The next step on my project to wargame Operation Epsom involves creating a map. You can view previous (and future) posts about this project by going to the Operation Epsom tag.
During my research I found some 1944 road maps that were quite detailed and which have also been used in books on the subject. However, there’s almost too much detail to get your head around in these and they lack useful info such as where were the front lines and forces.
But recently I came across an amazing website called Project ’44 created by the Canadian Research and Mapping Association. Their aim is to recreate specifically the location of Canadian forces during the Normandy campaign, but they have also added other Allied and Axis units as well. The maps they have created include filters for units, front lines and different types of maps – including modern satellite images and original reconnaissance photos. I think this is going to be a real godsend for me when I start putting a map together. I am really looking forward to getting on with the next stage of that process now.
For anyone interested in the history of the Normandy campaign I would really recommend a visit to Project ’44.
In this second post on Wargaming Operation Epsom, I decided to explore the basics of what forces would be required to wargame the battle on a single wargames table. As discussed previously this is a battle that could fit onto a 6 foot wide table at a scale of 100m = 1”, the same scale as Fistful of Tows and some other WW2 rules. The frontage of the attack was 4.5 miles, just over 7 km.

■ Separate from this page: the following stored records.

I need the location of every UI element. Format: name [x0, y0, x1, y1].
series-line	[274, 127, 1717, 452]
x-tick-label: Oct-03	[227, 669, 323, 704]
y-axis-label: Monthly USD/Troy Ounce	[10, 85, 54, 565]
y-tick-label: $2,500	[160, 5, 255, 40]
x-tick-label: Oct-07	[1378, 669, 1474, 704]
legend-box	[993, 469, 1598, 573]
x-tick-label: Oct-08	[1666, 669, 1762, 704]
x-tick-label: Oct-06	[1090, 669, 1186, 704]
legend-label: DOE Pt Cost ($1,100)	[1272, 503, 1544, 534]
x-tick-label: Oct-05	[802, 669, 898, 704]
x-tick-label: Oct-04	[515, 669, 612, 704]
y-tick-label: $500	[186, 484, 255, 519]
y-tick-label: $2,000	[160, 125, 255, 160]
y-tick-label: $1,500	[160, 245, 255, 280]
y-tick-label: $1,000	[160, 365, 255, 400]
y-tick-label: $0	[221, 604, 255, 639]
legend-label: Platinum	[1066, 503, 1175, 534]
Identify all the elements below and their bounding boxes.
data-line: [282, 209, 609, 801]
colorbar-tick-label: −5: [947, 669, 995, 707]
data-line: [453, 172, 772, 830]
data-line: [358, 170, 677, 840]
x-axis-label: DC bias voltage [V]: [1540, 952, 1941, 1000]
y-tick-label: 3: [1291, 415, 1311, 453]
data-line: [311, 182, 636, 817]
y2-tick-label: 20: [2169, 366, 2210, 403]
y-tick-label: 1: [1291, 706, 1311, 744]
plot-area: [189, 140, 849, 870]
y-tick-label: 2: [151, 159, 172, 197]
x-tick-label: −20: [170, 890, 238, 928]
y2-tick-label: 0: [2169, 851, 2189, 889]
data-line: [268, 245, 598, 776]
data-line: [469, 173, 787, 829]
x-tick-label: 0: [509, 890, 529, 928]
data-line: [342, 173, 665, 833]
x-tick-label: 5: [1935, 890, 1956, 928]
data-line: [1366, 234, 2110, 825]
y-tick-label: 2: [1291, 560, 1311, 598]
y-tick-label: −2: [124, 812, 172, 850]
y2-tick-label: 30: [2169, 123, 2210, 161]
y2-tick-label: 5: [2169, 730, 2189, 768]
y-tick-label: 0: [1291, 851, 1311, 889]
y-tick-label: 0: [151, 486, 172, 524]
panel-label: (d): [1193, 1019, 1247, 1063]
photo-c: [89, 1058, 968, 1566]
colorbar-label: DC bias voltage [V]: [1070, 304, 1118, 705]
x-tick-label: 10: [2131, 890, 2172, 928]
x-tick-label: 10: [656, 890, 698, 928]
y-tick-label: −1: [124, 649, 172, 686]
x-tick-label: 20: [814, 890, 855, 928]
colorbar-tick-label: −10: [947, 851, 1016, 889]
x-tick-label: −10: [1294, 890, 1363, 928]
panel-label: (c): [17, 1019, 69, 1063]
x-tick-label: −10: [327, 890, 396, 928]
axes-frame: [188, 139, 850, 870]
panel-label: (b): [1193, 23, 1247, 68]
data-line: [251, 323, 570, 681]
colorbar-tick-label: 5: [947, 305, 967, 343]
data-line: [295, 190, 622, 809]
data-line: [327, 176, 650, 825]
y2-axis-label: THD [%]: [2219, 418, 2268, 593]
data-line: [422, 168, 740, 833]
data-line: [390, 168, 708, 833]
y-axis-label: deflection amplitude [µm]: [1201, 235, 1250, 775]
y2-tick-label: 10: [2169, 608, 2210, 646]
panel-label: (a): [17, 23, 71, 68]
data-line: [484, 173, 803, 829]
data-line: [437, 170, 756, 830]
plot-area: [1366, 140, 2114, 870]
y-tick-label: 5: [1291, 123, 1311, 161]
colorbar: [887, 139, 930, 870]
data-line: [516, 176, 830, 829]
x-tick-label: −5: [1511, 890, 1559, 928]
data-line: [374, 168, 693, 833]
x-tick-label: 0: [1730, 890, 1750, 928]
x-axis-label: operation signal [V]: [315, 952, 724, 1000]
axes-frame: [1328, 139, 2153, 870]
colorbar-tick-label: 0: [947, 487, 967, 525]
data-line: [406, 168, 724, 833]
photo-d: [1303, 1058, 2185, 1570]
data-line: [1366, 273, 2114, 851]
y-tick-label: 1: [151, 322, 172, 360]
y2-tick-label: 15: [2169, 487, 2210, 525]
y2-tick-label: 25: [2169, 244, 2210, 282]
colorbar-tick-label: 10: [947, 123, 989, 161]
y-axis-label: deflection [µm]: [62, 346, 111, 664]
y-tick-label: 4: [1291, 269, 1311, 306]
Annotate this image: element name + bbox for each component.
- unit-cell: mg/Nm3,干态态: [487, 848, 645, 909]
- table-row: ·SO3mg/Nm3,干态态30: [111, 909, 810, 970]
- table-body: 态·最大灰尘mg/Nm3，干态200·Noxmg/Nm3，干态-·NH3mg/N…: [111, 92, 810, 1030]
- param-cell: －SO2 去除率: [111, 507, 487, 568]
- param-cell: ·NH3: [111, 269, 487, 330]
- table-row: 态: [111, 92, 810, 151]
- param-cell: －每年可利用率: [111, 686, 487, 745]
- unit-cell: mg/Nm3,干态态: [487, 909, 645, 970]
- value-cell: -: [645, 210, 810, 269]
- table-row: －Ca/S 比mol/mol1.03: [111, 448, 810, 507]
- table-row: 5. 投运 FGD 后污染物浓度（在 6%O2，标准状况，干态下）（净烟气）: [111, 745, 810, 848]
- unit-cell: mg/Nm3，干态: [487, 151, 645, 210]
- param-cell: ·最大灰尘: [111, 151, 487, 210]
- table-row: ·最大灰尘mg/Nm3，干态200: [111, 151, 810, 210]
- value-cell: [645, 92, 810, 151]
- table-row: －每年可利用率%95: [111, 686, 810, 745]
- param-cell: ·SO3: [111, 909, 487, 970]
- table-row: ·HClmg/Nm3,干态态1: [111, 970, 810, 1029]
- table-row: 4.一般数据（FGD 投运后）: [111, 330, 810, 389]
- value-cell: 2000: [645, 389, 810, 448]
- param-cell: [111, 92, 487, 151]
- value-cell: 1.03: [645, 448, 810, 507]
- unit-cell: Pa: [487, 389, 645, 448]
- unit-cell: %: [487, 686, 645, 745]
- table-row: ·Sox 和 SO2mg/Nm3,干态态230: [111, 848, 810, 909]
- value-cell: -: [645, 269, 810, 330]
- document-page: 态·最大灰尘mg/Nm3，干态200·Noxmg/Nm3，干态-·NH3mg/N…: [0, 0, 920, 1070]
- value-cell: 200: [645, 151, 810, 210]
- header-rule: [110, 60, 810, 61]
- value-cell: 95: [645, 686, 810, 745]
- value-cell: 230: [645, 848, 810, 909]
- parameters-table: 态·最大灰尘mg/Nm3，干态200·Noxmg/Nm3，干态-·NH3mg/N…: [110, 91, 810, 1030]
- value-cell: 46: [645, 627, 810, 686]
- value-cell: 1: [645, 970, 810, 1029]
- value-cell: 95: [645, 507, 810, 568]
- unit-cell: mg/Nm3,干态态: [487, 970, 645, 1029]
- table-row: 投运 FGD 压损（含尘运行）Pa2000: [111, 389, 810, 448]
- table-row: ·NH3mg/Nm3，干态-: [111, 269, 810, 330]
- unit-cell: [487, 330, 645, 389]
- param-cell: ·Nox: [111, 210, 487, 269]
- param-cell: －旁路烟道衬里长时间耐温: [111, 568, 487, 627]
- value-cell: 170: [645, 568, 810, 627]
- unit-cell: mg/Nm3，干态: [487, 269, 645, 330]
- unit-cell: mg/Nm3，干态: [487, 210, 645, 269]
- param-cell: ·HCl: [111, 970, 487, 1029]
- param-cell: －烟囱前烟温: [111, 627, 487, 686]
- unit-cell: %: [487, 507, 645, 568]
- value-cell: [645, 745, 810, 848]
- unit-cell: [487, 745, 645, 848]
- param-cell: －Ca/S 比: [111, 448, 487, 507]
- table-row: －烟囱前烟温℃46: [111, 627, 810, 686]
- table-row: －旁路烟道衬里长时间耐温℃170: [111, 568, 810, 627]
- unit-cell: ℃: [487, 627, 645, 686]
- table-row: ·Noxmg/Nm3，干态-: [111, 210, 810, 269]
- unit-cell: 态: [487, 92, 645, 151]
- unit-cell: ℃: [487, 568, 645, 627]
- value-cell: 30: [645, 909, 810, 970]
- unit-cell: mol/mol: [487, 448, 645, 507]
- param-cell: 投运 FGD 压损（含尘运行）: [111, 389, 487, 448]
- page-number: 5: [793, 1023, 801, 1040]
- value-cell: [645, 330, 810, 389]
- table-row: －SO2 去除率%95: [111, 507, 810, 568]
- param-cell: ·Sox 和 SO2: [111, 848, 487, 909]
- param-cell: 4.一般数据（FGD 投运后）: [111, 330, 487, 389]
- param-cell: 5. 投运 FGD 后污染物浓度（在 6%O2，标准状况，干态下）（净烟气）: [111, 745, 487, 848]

My initial findings were that the British were attacking with 3 divisions. Now this seemed to be a lot fit into one battle on one table. However, having read further I realised that these three divisions weren’t all involved at the same time. In fact, the initial assault was by two brigades of the 15th (Scottish) Infantry Division, with support from independent Armoured Brigades and elements of the 11th Armoured Division. In effect therefore the battle would start with the British attacking with 6 infantry battalions plus supporting units and tank battalions. That feels much more doable on a six foot table – with each battalion having a foot of table as their frontage. At 6mm or 1/300 scale that would work really well I think. I am planning to use “platoon level” rules, where a stand or infantry represents a platoon. So that means an infantry company would be 3 stands, and a British infantry battalion would be 12 infantry stands plus other bits and bobs.
So slightly relieved by that time to press on and do some more research and start planning out what to do next for Wargaming Operation Epsom. I think that will involve looking at the layout of the terrain – how much of the battlefield will be included on the table and what features will be included – for instance would all the villages and roads be needed at this scale?
I am currently reading Max Hasting’s Overlord book. It’s very well written and has also sparked some ideas for WW2 wargaming – particular micro armour/6mm style games. One of the big set-piece operations of the Normandy campaign was Operation Epsom. It was one of the many attempts to take Caen by outflanking it. The attack failed ultimately, although some ground was gained.
The information that Max Hastings provided about it included the fact that the attack frontage for the three British divisions involved was 4.5 miles. That equates to 7.24 km or 7,240 metres. Now there are WW2 wargames rules where the ground scale is 100m = 1″ on the tabletop (such as Fistful of Tows). That means you could fit the attack onto a standard 6′ wargames table. 7240 metres equals 72.42″ at this scale.
Now most wargames even with 1/300/6mm tanks assume that you’re playing with say a regiment or a brigade – not 3 divisions! I am intrigued to see how a wargame of this size might work on a standard 6′ table. I am going to explore possibilities further and will blog again soon about wargaming Operation Epsom.